What is Visual Inspection with Acetic Acid (VIA)?

Comedian Kathy Griffin gets a public pap smear on camera in order to promote women's health awareness at the Palomar Hotel on April 16, 2010 in Westwood, California. (Photo by Angela Weiss/Getty Images). Photo: Angela Weiss/Getty Images

Question: What is Visual Inspection with Acetic Acid (VIA)?

In many developing countries, and in areas with few financial resources for medical testing and treatment, cervical cancer screening can be problematic. Pap smears require skilled practitioners and good laboratories to be effective, and HPV tests come at a non-trivial expense. That is why doctors have developed a test known as visual inspection with acetic acid (VIA).

Answer: A way to screen for cervical cancer.

Visual Inspection with Acetic Acid, or VIA, sounds like a scary way to test for cervical cancer, but in reality it's quite simple. Unlike an HPV test (which looks for HPV DNA) or a Pap smear (which looks for small cellular changes in the cervix), VIA allows doctors to directly see lesions and other changes in the cervix that are large enough to, presumably, need treatment.

The procedure is simple. The health care provider simply swabs vinegar, i.e. acetic acid, on the cervix and looks for areas that change color. Normal cervical tissue remains unaffected by the acetic acid, but damaged tissue -- such as that found in pre-cancerous or cancerous lesions -- turns white.
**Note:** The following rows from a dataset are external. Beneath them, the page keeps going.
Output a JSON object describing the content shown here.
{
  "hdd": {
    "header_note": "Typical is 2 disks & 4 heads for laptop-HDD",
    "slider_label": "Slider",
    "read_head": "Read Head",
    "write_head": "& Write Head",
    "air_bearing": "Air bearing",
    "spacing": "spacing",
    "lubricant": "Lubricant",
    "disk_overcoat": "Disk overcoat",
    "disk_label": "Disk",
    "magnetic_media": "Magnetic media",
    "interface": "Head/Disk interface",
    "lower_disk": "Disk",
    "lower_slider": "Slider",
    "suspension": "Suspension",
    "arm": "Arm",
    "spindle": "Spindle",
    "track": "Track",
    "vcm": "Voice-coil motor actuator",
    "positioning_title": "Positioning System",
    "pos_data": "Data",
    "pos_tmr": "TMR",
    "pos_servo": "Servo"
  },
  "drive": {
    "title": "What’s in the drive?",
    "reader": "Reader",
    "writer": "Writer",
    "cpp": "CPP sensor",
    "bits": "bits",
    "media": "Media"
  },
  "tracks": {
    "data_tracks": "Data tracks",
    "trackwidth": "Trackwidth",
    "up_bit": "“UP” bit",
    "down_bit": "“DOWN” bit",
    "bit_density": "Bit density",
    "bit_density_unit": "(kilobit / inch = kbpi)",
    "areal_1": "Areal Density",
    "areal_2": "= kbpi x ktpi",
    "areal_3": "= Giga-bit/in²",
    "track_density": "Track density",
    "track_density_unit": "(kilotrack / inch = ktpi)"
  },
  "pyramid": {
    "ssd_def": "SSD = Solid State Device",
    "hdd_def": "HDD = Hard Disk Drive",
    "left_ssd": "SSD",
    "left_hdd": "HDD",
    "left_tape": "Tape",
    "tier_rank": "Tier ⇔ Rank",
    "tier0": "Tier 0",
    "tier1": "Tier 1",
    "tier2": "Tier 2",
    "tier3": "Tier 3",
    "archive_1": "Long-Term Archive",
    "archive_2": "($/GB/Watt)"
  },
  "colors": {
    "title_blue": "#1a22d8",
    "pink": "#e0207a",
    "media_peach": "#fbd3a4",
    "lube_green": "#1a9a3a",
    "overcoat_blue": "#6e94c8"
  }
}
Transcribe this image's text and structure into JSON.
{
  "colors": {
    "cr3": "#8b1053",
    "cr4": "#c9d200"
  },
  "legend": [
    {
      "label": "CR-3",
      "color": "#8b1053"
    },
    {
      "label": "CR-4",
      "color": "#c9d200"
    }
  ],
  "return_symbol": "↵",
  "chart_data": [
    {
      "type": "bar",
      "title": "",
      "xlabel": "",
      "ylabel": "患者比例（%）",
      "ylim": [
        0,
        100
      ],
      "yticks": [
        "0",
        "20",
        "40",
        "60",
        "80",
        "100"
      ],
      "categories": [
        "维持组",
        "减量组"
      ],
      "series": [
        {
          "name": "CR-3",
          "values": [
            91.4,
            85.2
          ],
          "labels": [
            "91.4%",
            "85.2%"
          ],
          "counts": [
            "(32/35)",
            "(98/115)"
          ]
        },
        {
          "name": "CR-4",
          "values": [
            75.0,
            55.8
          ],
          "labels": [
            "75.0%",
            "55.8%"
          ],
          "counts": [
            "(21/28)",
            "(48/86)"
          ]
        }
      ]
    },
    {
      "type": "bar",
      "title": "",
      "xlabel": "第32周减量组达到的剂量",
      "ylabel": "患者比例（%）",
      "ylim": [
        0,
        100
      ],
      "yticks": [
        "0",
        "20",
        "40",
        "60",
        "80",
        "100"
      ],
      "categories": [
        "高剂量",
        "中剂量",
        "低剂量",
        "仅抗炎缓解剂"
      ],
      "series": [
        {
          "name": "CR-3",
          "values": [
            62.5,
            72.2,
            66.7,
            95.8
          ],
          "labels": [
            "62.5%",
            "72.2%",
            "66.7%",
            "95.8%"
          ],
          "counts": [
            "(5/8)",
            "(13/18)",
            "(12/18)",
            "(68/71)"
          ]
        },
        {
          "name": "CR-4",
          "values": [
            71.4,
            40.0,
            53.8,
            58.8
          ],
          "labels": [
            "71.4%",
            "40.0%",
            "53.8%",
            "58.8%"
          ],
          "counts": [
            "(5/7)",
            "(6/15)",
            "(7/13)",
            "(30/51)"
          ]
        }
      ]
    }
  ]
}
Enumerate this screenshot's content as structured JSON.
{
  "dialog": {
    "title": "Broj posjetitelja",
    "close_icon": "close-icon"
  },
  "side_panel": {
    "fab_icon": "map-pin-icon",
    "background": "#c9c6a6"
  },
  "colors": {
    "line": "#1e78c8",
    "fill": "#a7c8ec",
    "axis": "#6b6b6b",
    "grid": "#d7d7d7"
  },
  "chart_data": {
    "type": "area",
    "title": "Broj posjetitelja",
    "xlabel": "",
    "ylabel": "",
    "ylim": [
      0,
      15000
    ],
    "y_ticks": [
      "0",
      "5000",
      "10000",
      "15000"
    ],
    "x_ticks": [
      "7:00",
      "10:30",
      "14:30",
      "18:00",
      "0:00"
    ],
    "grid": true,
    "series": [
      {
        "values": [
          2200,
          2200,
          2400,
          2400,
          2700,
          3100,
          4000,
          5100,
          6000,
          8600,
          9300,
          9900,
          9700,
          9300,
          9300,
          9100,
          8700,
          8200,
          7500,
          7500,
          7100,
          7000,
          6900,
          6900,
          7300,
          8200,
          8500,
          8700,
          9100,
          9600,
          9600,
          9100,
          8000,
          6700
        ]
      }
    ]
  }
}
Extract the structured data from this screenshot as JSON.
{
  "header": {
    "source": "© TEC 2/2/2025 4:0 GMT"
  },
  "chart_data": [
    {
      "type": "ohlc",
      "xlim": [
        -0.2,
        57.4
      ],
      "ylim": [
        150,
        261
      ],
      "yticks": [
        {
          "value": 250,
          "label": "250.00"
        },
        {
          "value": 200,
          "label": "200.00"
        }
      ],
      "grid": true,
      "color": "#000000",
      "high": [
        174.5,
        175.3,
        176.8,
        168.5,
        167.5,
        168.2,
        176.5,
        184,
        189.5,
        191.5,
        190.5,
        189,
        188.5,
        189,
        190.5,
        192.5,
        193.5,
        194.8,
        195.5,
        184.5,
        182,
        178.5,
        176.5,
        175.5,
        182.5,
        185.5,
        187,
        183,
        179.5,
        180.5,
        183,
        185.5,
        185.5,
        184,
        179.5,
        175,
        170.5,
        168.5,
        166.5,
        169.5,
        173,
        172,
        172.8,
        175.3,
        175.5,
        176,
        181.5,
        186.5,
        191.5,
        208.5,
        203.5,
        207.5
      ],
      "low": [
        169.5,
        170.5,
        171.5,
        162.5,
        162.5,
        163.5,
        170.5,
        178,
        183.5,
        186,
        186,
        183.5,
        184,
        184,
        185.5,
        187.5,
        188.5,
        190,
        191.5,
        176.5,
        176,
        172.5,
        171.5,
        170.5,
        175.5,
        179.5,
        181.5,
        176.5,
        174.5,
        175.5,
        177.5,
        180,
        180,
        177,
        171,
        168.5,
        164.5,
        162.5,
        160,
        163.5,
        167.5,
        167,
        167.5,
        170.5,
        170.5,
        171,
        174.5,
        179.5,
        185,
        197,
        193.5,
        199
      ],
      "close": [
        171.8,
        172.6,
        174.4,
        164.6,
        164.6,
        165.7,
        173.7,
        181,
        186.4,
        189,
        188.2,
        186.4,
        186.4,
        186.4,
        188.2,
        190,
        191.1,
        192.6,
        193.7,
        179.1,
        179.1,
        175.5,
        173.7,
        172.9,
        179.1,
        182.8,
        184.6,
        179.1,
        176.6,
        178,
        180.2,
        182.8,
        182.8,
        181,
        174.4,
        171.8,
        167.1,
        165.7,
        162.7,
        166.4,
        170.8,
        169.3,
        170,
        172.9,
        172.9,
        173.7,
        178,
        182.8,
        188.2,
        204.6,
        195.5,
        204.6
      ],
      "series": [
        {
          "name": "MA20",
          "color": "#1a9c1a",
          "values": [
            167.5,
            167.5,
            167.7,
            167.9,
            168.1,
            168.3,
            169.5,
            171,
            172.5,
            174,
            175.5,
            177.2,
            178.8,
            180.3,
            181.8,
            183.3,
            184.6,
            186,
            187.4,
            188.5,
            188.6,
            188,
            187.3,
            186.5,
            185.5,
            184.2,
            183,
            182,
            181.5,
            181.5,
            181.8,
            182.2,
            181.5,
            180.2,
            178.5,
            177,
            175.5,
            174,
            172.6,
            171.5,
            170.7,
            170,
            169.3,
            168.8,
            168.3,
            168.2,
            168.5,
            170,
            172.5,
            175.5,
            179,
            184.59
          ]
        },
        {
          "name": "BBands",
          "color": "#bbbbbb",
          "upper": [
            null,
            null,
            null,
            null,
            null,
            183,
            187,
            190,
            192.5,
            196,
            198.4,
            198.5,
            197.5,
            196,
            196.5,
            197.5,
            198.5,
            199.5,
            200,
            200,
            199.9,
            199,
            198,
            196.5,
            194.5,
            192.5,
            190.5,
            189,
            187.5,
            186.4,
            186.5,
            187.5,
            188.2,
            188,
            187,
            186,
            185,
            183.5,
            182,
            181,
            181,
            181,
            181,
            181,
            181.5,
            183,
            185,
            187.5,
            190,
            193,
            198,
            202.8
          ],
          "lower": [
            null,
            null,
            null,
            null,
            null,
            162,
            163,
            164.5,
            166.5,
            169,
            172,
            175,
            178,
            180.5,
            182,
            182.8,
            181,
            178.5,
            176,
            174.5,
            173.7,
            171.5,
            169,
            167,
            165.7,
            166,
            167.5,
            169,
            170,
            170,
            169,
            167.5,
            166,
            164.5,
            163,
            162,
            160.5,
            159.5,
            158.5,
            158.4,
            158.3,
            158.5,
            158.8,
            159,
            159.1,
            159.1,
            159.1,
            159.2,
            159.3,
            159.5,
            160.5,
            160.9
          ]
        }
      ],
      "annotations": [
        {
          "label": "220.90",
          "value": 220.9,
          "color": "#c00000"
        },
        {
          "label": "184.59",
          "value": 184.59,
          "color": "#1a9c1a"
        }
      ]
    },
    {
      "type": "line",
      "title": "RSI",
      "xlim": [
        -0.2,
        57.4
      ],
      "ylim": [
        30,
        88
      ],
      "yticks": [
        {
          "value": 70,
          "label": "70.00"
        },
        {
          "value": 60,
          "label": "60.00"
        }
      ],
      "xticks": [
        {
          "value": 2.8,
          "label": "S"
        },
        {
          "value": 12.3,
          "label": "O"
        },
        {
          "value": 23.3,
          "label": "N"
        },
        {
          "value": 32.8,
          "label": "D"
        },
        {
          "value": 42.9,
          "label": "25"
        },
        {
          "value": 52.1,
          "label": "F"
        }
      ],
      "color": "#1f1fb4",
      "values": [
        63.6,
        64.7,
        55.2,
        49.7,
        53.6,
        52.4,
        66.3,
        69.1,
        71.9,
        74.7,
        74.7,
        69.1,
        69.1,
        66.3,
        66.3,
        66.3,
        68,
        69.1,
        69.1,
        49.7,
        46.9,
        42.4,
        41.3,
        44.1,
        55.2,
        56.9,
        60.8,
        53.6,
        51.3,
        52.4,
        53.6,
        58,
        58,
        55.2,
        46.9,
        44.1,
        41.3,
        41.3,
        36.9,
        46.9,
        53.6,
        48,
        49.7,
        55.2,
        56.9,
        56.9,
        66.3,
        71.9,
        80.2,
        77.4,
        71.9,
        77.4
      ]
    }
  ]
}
The provider can then remove the damaged tissue on the spot using cryotherapy or other techniques, or they can perform a biopsy for further follow-up.

Most studies have found that VIA, and its cousin VLI -- visual inspection with Lugol's iodine -- are somewhat less specific than Pap smears, but more sensitive.

In plain terms, that means they generally detect more early lesions but are also more prone to false positives. This could conceivably lead to overtreatment, but in low-resource areas where large numbers of women are still dying of cervical cancer, some governments have decided it is a worthwhile trade-off.

Overall, VIA seems to be an excellent cervical cancer screening method for use in low-resource settings where Pap smears and HPV tests are inappropriate due to either lack of expertise or high per-test cost. The general consensus is that VIA is just as useful as the Pap smear; it's just a matter of determining which one is more appropriate in any given circumstance based on availability of trained personnel for screening and followup.

It is also worth noting that VIA has an advantage for traditionally under-served patients who may have difficulty coming in for follow-up care. Since screening and treatment are done at the same visit, there is no need to wait for results and then return to the doctor. There are many people in the world for whom getting to the doctor requires enormous amounts of time, expense, and negotiation, and for them being able to deal with screening and treatment in a single visit can greatly reduce the personal and financial burdens of health care.


Chumworathayi B, Limpaphayom K, Srisupundit S, Lumbiganon P. VIA and cryotherapy: doing what's best. J Med Assoc Thai. 2006 Aug;89(8):1333-9.

Gaffikin L, Lauterbach M, Blumenthal PD. Performance of visual inspection with acetic acid for cervical cancer screening: a qualitative summary of evidence to date. Obstet Gynecol Surv. 2003 Aug;58(8):543-50

Qureshi S, Das V, Zahra F. Evaluation of visual inspection with acetic acid and Lugol's iodine as cervical cancer screening tools in a low-resource setting. Trop Doct. 2010 Jan;40(1):9-12.